Qualcomm is pretty much an Intel of modem world. Their stuff is quite good, but their commercial terms are beyond a robbery, and you simply don't play in this space if you are a <100m company according to them.

Modems are no rocket science, and QCM made itself the juiciest target for Chinese.

If people have good memory here, at around 2012 Chinese company called Allwinner was steamrolling Qualcomm in its home field - application processors for mobile electronics.

Allwinner's only weak side was poor 3G integration, and they were about to finally solve it with their "phablet" solution with single package ram+soc+3rd party baseband combo.

Then, something strange happened: every mention of Phablet vanished from their website, and a month later they announced some vaguely termed "deal" with Qualcomm, after which a lot of their senior managers quit the company and left China for fancy life in the West...

There is a speculation in Shenzhen that they were basically bought off by Qualcomm.

Now with 5+ more contenders, I doubt they will be able to buy off all of them, especially when Huawei is involved.

> Now with 5+ more contenders, I doubt they will be able to buy off all of them, especially when Huawei is involved

I imagine the Chinese government also has an interest in not allowing the expertise to leave the country

This is, by far, my biggest concern with this acquisition. In markets where the iPhone is the major revenue driver, what incentive will carriers have to optimize their network for non-iPhone modems? I can easily see the US carriers neglecting Qualcomm modems to the point where if you want the best cellular experience, you have to use an iPhone.
A very large number of non-apple cell phones are sold in the US. This doesn't seem like a well founded fear.
That's definitely true, but I suspect that when you filter down to postpaid unlimited data plans (likely the customers with the highest margins), the iPhone's share of the market increases considerably.
That's true, but there is the perspective that iPhone users are more valuable, as they typically spend more money.
Not a large number of high end non Apple phones....
Samsung sells huge volumes of high end phones.
The average selling price of Samsung’s phones is $235. (https://www.sammobile.com/2017/08/02/average-selling-price-s...). Most of their phones are low end.
An average selling price doesn't speak to whether they ship a huge number of high end phones, just that if they do, they ship far more low end phones.
Apple drives the bulk of application sales revenue for sure. They probably represent a large plurality of phone hardware sales. I don't think they represent a sigificant chunk of carrier revenue though. An iPhone contract doesn't make them any more money than a junky Huawei one.
Is the iPhone the major revenue driver for any carrier? What matters to the carrier is the plan they can sell you, not the price of the phone you're using with that plan. I could believe that iPhone users on average have more expensive plans (due to being less price sensitive), but in most markets Android has the dominant market share.
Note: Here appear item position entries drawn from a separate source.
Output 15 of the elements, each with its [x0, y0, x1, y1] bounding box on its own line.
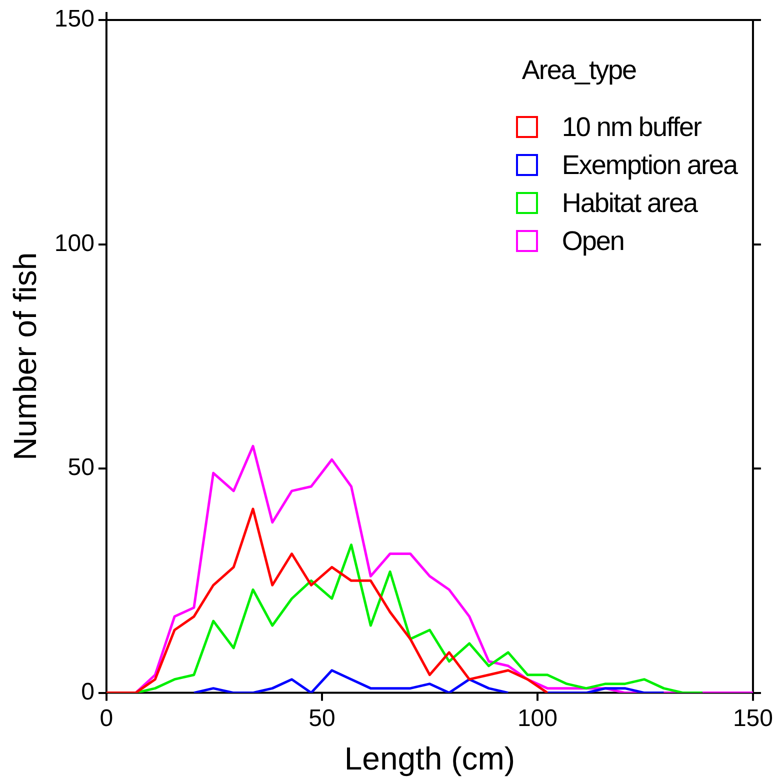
legend-label: Exemption area [562, 150, 737, 180]
y-tick-label: 50 [68, 454, 94, 482]
x-tick-label: 50 [308, 704, 336, 732]
legend-title: Area_type [522, 55, 637, 86]
y-axis-title: Number of fish [7, 252, 44, 460]
y-tick-label: 0 [81, 678, 94, 706]
y-tick-label: 150 [54, 6, 94, 33]
legend-label: 10 nm buffer [562, 112, 701, 142]
y-tick-label: 100 [54, 230, 94, 257]
legend-label: Habitat area [562, 188, 697, 218]
x-tick-label: 0 [100, 704, 114, 732]
x-tick-label: 100 [517, 704, 558, 732]
legend-label: Open [562, 226, 624, 256]
x-axis-title: Length (cm) [344, 740, 516, 777]
x-tick-label: 150 [732, 704, 773, 732]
Edit: I suppose carriers are regional, so the iPhone might be the major revenue driver in the US, but Android can't be too far behind. Neglecting 40% of your userbase doesn't seem like good business.
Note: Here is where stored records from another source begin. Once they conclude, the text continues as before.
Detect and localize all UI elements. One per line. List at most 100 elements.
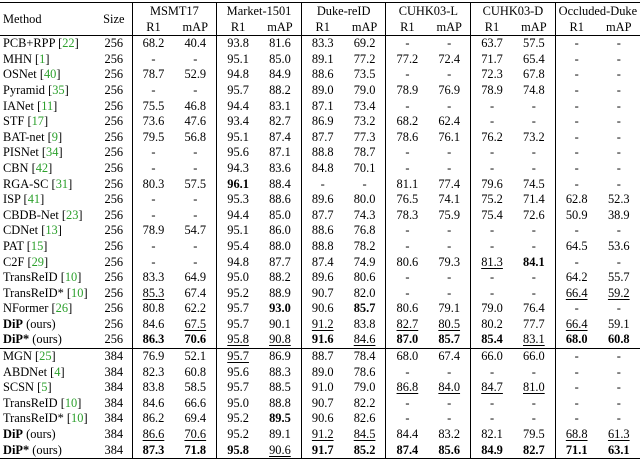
method-name: DiP* bbox=[3, 332, 30, 347]
value-cell: 79.6 bbox=[471, 177, 513, 193]
citation-link[interactable]: 11 bbox=[41, 98, 54, 113]
value-text: 66.0 bbox=[523, 349, 545, 364]
value-text: 82.6 bbox=[353, 411, 376, 426]
metric-header-r1: R1 bbox=[301, 19, 344, 37]
citation-link[interactable]: 35 bbox=[52, 82, 65, 97]
value-cell: - bbox=[428, 411, 472, 428]
value-cell: - bbox=[512, 223, 556, 239]
table-row: PAT [15] 256 - - 95.4 88.0 88.8 78.2 - - - - 64.5 53.… bbox=[0, 238, 640, 255]
value-cell: 88.6 bbox=[259, 192, 302, 208]
value-cell: - bbox=[471, 114, 513, 130]
value-cell: 95.4 bbox=[217, 239, 259, 255]
value-cell: - bbox=[428, 223, 472, 239]
value-text: - bbox=[574, 67, 579, 82]
value-cell: - bbox=[512, 270, 556, 286]
citation-link[interactable]: 41 bbox=[27, 192, 41, 207]
value-text: 90.8 bbox=[269, 332, 291, 347]
citation-link[interactable]: 10 bbox=[71, 411, 84, 426]
citation-link[interactable]: 40 bbox=[43, 67, 57, 82]
value-cell: - bbox=[555, 114, 597, 130]
method-name: OSNet bbox=[3, 67, 37, 82]
value-text: 78.3 bbox=[396, 207, 419, 222]
value-cell: 68.8 bbox=[555, 427, 597, 443]
value-cell: 85.4 bbox=[471, 332, 513, 348]
value-text: 62.4 bbox=[438, 114, 461, 129]
value-text: - bbox=[531, 238, 536, 253]
value-text: 84.6 bbox=[142, 395, 165, 410]
value-cell: - bbox=[174, 82, 218, 99]
value-text: - bbox=[447, 270, 452, 285]
value-cell: 74.3 bbox=[343, 207, 387, 224]
value-cell: 50.9 bbox=[555, 208, 597, 224]
value-cell: 84.6 bbox=[343, 332, 387, 349]
value-text: - bbox=[574, 395, 579, 410]
value-text: 84.7 bbox=[481, 380, 503, 395]
citation-link[interactable]: 29 bbox=[31, 254, 44, 269]
value-cell: - bbox=[174, 160, 218, 177]
value-cell: 60.8 bbox=[598, 332, 640, 348]
value-text: 95.0 bbox=[227, 270, 249, 285]
citation-link[interactable]: 9 bbox=[51, 129, 58, 144]
value-text: - bbox=[574, 349, 579, 364]
value-text: 83.1 bbox=[269, 98, 291, 113]
value-text: 76.5 bbox=[396, 192, 419, 207]
value-cell: - bbox=[386, 145, 428, 161]
value-cell: 89.1 bbox=[301, 52, 343, 68]
citation-link[interactable]: 34 bbox=[46, 145, 59, 160]
citation-link[interactable]: 5 bbox=[41, 380, 48, 395]
value-text: - bbox=[616, 411, 621, 426]
metric-header-map: mAP bbox=[343, 19, 387, 37]
value-cell: - bbox=[471, 161, 513, 177]
method-cell: OSNet [40] bbox=[3, 67, 61, 82]
citation-link[interactable]: 31 bbox=[55, 176, 69, 191]
value-text: - bbox=[489, 160, 495, 175]
value-cell: - bbox=[598, 67, 640, 83]
value-cell: - bbox=[132, 208, 174, 224]
value-text: 84.6 bbox=[142, 316, 165, 331]
value-cell: 88.6 bbox=[301, 67, 343, 83]
citation-link[interactable]: 26 bbox=[55, 301, 69, 316]
value-cell: 79.5 bbox=[512, 427, 556, 443]
method-name: MHN bbox=[3, 51, 32, 66]
citation-link[interactable]: 10 bbox=[64, 395, 78, 410]
value-cell: 78.9 bbox=[386, 83, 428, 99]
value-cell: - bbox=[471, 145, 513, 161]
value-text: 64.5 bbox=[565, 238, 588, 253]
value-cell: - bbox=[132, 239, 174, 255]
value-text: 85.0 bbox=[269, 51, 291, 66]
value-cell: 68.2 bbox=[132, 36, 174, 52]
value-text: - bbox=[405, 145, 410, 160]
value-cell: - bbox=[598, 380, 640, 396]
value-cell: 95.8 bbox=[216, 442, 260, 460]
citation-link[interactable]: 25 bbox=[39, 349, 52, 364]
citation-link[interactable]: 10 bbox=[64, 270, 78, 285]
size-cell: 256 bbox=[96, 51, 133, 68]
value-cell: 63.7 bbox=[471, 36, 513, 52]
citation-link[interactable]: 15 bbox=[30, 238, 44, 253]
citation-link[interactable]: 13 bbox=[45, 223, 58, 238]
citation-link[interactable]: 1 bbox=[39, 51, 46, 66]
value-text: - bbox=[616, 380, 621, 395]
citation-link[interactable]: 22 bbox=[62, 36, 75, 51]
citation-link[interactable]: 17 bbox=[31, 114, 44, 129]
value-cell: 80.0 bbox=[343, 192, 387, 208]
citation-link[interactable]: 10 bbox=[71, 285, 84, 300]
size-cell: 384 bbox=[96, 380, 133, 396]
value-text: 89.1 bbox=[269, 427, 291, 442]
value-text: 95.7 bbox=[227, 380, 249, 395]
citation-link[interactable]: 23 bbox=[66, 207, 79, 222]
value-text: 64.2 bbox=[565, 270, 588, 285]
value-text: - bbox=[531, 270, 536, 285]
value-cell: - bbox=[471, 396, 513, 412]
value-text: 93.4 bbox=[227, 114, 249, 129]
value-text: 80.6 bbox=[396, 254, 419, 269]
value-cell: - bbox=[512, 160, 556, 177]
value-text: 80.0 bbox=[353, 192, 376, 207]
value-cell: 95.3 bbox=[217, 192, 259, 208]
citation-link[interactable]: 42 bbox=[35, 160, 49, 175]
value-cell: 62.2 bbox=[174, 301, 218, 317]
value-cell: - bbox=[386, 223, 428, 239]
method-cell: Pyramid [35] bbox=[3, 82, 69, 97]
method-cell: C2F [29] bbox=[3, 254, 49, 269]
citation-link[interactable]: 4 bbox=[54, 364, 61, 379]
iOS has < 50% market share in the US, and I think that's still where they have their highest market share. There should be no risk of other hardware platforms left as second class citizens under that status quo.
If Apple brought the design/implementation of their modems in house, as they have with much of their chipset design, and as a result Intel ceased pursuing the modem business, because they'd lost their biggest customer, would your concerns be the same?
Yeah, I mean I'm happy there may still be another player in the 5g space, but it's really really unlikely Apple will turn OEM and provide market competition the way Intel might have.
Here's to hoping this succeeds and Apple spins off the company to meet the demand of other manufacturers, similar to how it was involved with founding ARM Holdings.
This seems to be what happened with Apple's acquisition of Primesense, the originators of the old Xbox360 Kinect sensor.
There’s (much) more to the cellular modem market than Intel and Qualcomm.